I work in an environment (MIT) where my usual wardrobe of kakis and a polo shirt is considered haute couture and I've never had the money to develop into being a flashy dresser. So watching young fashion designers trying to make their mark in an environment where there appear to be really no real overt rules except for how Michael Kors happens to feel on a particular day is quite different and interesting.
This is what I have gleaned so far on this television anthropology field trip:
- In order to get anywhere you really need a flashy name. There seems to be some confusion as to whether you actually need to produce good work to support it - I guess that it's sort of a chicken and egg thing. I do know that preferably it should be one name only or at least not more than two syllables. In response to this, I am seriously considering changing my name to Mondo. There's a certain ring to Mondo T. Spriggs and I wouldn't have to change my initials.
- You have to be creative and out there, but you can't offend anyone or be "vulgar." This is actually the main skill of fashion design - being creative without upsetting anyone and it's a neat trick since in order to be creative you have to break rules. But, I guess, you have to break just the right rules in this context. I think that this is why so much of this kind of design leans toward the ridiculous. Being ridiculous is a way of being creative and being dismissed all at the same time. If you're dismissed, then no rules have really been broken since you haven't upset anyone.
- Old people can't really design. Sure, they always put a token on the show - this year it's a woman with the unfortunate name of Peach - but the chance that you're going to be "cutting edge" (the definition of which seems to change from day to day) after 40 is not that great. I think that the reason for this is has something to do with the fact that the people who buy these type of clothes (mainly middle aged women) buy them to look younger than they are, not their age. And then there's the fact that these buyers would, given the choice, probably prefer looking ridiculous than stodgy.
- You have to have "passion" but the right kind of passion and in the correct amounts. You've got to want to be X so much that you would die (or at least kill) for a chance to be successful. Also, it has to be directed passion. Having passion for the Red Sox or Ferraris won't make it. It has to be directed toward your individual success within a very narrow definition of what success is. And, of course, being successful in this way mainly depends on having the technique that you use to create what you have envisioned which really has nothing to do with passion. So you have to be able to deal with your own overweening ambition, have a cool enough head to solve problems with good technique, have a sense to how far is too far in your design, and enough social savvy to sense if Michael Kors had a bad run-in with a bran muffin earlier in the day. And you wonder why these people have problems adjusting to consensual reality?

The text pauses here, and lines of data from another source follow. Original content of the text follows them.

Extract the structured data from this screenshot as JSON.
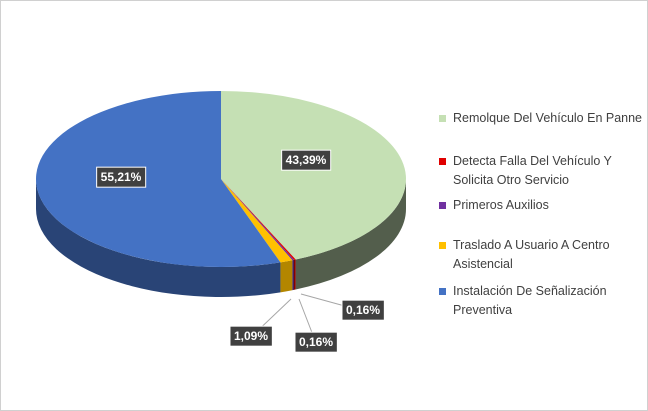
{
  "chart_data": {
    "type": "pie3d",
    "categories": [
      "Remolque Del Vehículo En Panne",
      "Detecta Falla Del Vehículo Y Solicita Otro Servicio",
      "Primeros Auxilios",
      "Traslado A Usuario A Centro Asistencial",
      "Instalación De Señalización Preventiva"
    ],
    "values": [
      43.39,
      0.16,
      0.16,
      1.09,
      55.21
    ],
    "value_labels": [
      "43,39%",
      "0,16%",
      "0,16%",
      "1,09%",
      "55,21%"
    ],
    "colors": [
      "#c5e0b4",
      "#e00000",
      "#7030a0",
      "#ffc000",
      "#4472c4"
    ],
    "legend": "right"
  }
}
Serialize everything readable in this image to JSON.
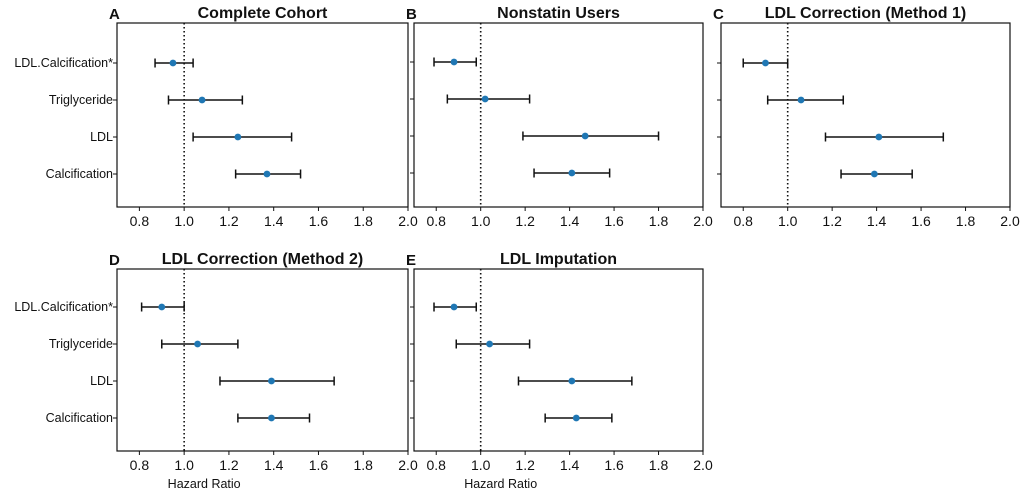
{
  "chart_data": [
    {
      "type": "forest",
      "letter": "A",
      "title": "Complete Cohort",
      "categories": [
        "LDL.Calcification*",
        "Triglyceride",
        "LDL",
        "Calcification"
      ],
      "show_category_labels": true,
      "estimate": [
        0.95,
        1.08,
        1.24,
        1.37
      ],
      "ci_low": [
        0.87,
        0.93,
        1.04,
        1.23
      ],
      "ci_high": [
        1.04,
        1.26,
        1.48,
        1.52
      ],
      "xlim": [
        0.7,
        2.0
      ],
      "xticks": [
        "0.8",
        "1.0",
        "1.2",
        "1.4",
        "1.6",
        "1.8",
        "2.0"
      ],
      "reference_line": 1.0,
      "xlabel": ""
    },
    {
      "type": "forest",
      "letter": "B",
      "title": "Nonstatin Users",
      "categories": [
        "LDL.Calcification*",
        "Triglyceride",
        "LDL",
        "Calcification"
      ],
      "show_category_labels": false,
      "estimate": [
        0.88,
        1.02,
        1.47,
        1.41
      ],
      "ci_low": [
        0.79,
        0.85,
        1.19,
        1.24
      ],
      "ci_high": [
        0.98,
        1.22,
        1.8,
        1.58
      ],
      "xlim": [
        0.7,
        2.0
      ],
      "xticks": [
        "0.8",
        "1.0",
        "1.2",
        "1.4",
        "1.6",
        "1.8",
        "2.0"
      ],
      "reference_line": 1.0,
      "xlabel": ""
    },
    {
      "type": "forest",
      "letter": "C",
      "title": "LDL Correction (Method 1)",
      "categories": [
        "LDL.Calcification*",
        "Triglyceride",
        "LDL",
        "Calcification"
      ],
      "show_category_labels": false,
      "estimate": [
        0.9,
        1.06,
        1.41,
        1.39
      ],
      "ci_low": [
        0.8,
        0.91,
        1.17,
        1.24
      ],
      "ci_high": [
        1.0,
        1.25,
        1.7,
        1.56
      ],
      "xlim": [
        0.7,
        2.0
      ],
      "xticks": [
        "0.8",
        "1.0",
        "1.2",
        "1.4",
        "1.6",
        "1.8",
        "2.0"
      ],
      "reference_line": 1.0,
      "xlabel": ""
    },
    {
      "type": "forest",
      "letter": "D",
      "title": "LDL Correction (Method 2)",
      "categories": [
        "LDL.Calcification*",
        "Triglyceride",
        "LDL",
        "Calcification"
      ],
      "show_category_labels": true,
      "estimate": [
        0.9,
        1.06,
        1.39,
        1.39
      ],
      "ci_low": [
        0.81,
        0.9,
        1.16,
        1.24
      ],
      "ci_high": [
        1.0,
        1.24,
        1.67,
        1.56
      ],
      "xlim": [
        0.7,
        2.0
      ],
      "xticks": [
        "0.8",
        "1.0",
        "1.2",
        "1.4",
        "1.6",
        "1.8",
        "2.0"
      ],
      "reference_line": 1.0,
      "xlabel": "Hazard Ratio"
    },
    {
      "type": "forest",
      "letter": "E",
      "title": "LDL Imputation",
      "categories": [
        "LDL.Calcification*",
        "Triglyceride",
        "LDL",
        "Calcification"
      ],
      "show_category_labels": false,
      "estimate": [
        0.88,
        1.04,
        1.41,
        1.43
      ],
      "ci_low": [
        0.79,
        0.89,
        1.17,
        1.29
      ],
      "ci_high": [
        0.98,
        1.22,
        1.68,
        1.59
      ],
      "xlim": [
        0.7,
        2.0
      ],
      "xticks": [
        "0.8",
        "1.0",
        "1.2",
        "1.4",
        "1.6",
        "1.8",
        "2.0"
      ],
      "reference_line": 1.0,
      "xlabel": "Hazard Ratio"
    }
  ],
  "colors": {
    "point": "#1f77b4",
    "errorbar": "#111111",
    "frame": "#111111",
    "reference": "#111111"
  }
}
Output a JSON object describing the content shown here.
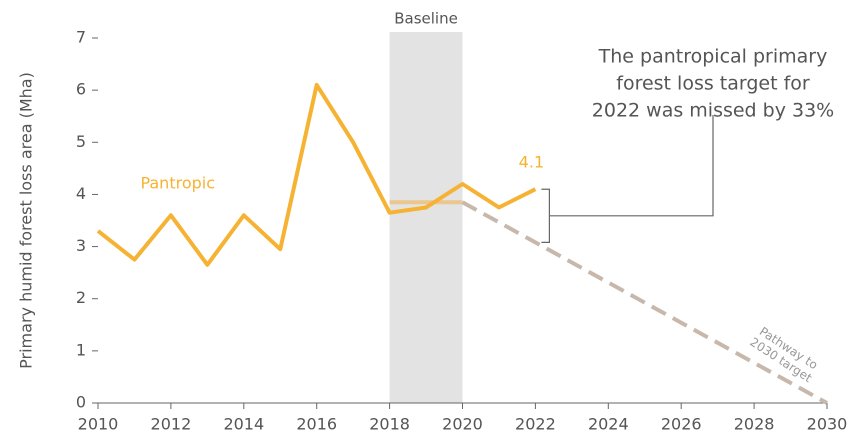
{
  "chart_data": {
    "type": "line",
    "y_label": "Primary humid forest loss area (Mha)",
    "x": [
      2010,
      2011,
      2012,
      2013,
      2014,
      2015,
      2016,
      2017,
      2018,
      2019,
      2020,
      2021,
      2022,
      2023,
      2024,
      2025,
      2026,
      2027,
      2028,
      2029,
      2030
    ],
    "xlim": [
      2010,
      2030
    ],
    "xticks": [
      2010,
      2012,
      2014,
      2016,
      2018,
      2020,
      2022,
      2024,
      2026,
      2028,
      2030
    ],
    "ylim": [
      0,
      7
    ],
    "yticks": [
      0,
      1,
      2,
      3,
      4,
      5,
      6,
      7
    ],
    "baseline_band": {
      "label": "Baseline",
      "xlim": [
        2018,
        2020
      ],
      "color": "#e3e3e3"
    },
    "series": [
      {
        "name": "Pantropic",
        "color": "#f6b333",
        "style": "solid",
        "values": [
          3.3,
          2.75,
          3.6,
          2.65,
          3.6,
          2.95,
          6.1,
          5.0,
          3.65,
          3.75,
          4.2,
          3.75,
          4.1,
          null,
          null,
          null,
          null,
          null,
          null,
          null,
          null
        ]
      },
      {
        "color": "#ebc68f",
        "style": "solid",
        "values": [
          null,
          null,
          null,
          null,
          null,
          null,
          null,
          null,
          3.85,
          3.85,
          3.85,
          null,
          null,
          null,
          null,
          null,
          null,
          null,
          null,
          null,
          null
        ]
      },
      {
        "name": [
          "Pathway to",
          "2030 target"
        ],
        "color": "#c8b8ab",
        "style": "dashed",
        "values": [
          null,
          null,
          null,
          null,
          null,
          null,
          null,
          null,
          null,
          null,
          3.85,
          3.465,
          3.08,
          2.695,
          2.31,
          1.925,
          1.54,
          1.155,
          0.77,
          0.385,
          0
        ]
      }
    ],
    "annotation": [
      "The pantropical primary",
      "forest loss target for",
      "2022 was missed by 33%"
    ]
  }
}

- Father figures are a necessary part of the creative process. Doesn't matter if they might be gay, there has to be someone who can authoritatively exhort you to "make it work" when you've made a mess of a pile of organza or tell you to pick yourself up and clean out your space once you've been drop kicked out of Fashion World for some sort of heinous crime against the Fashion Goddess.
- There can only be one. There's only one brass ring and you can be fantastically creative and it won't mean a damn thing because creativity only means something when you win, win, win.
- Life is hard. One day your're in and the next day your out, and you have little control over this status. Life is essentially random. And the only thing that matters is if Michael Kors likes you or not.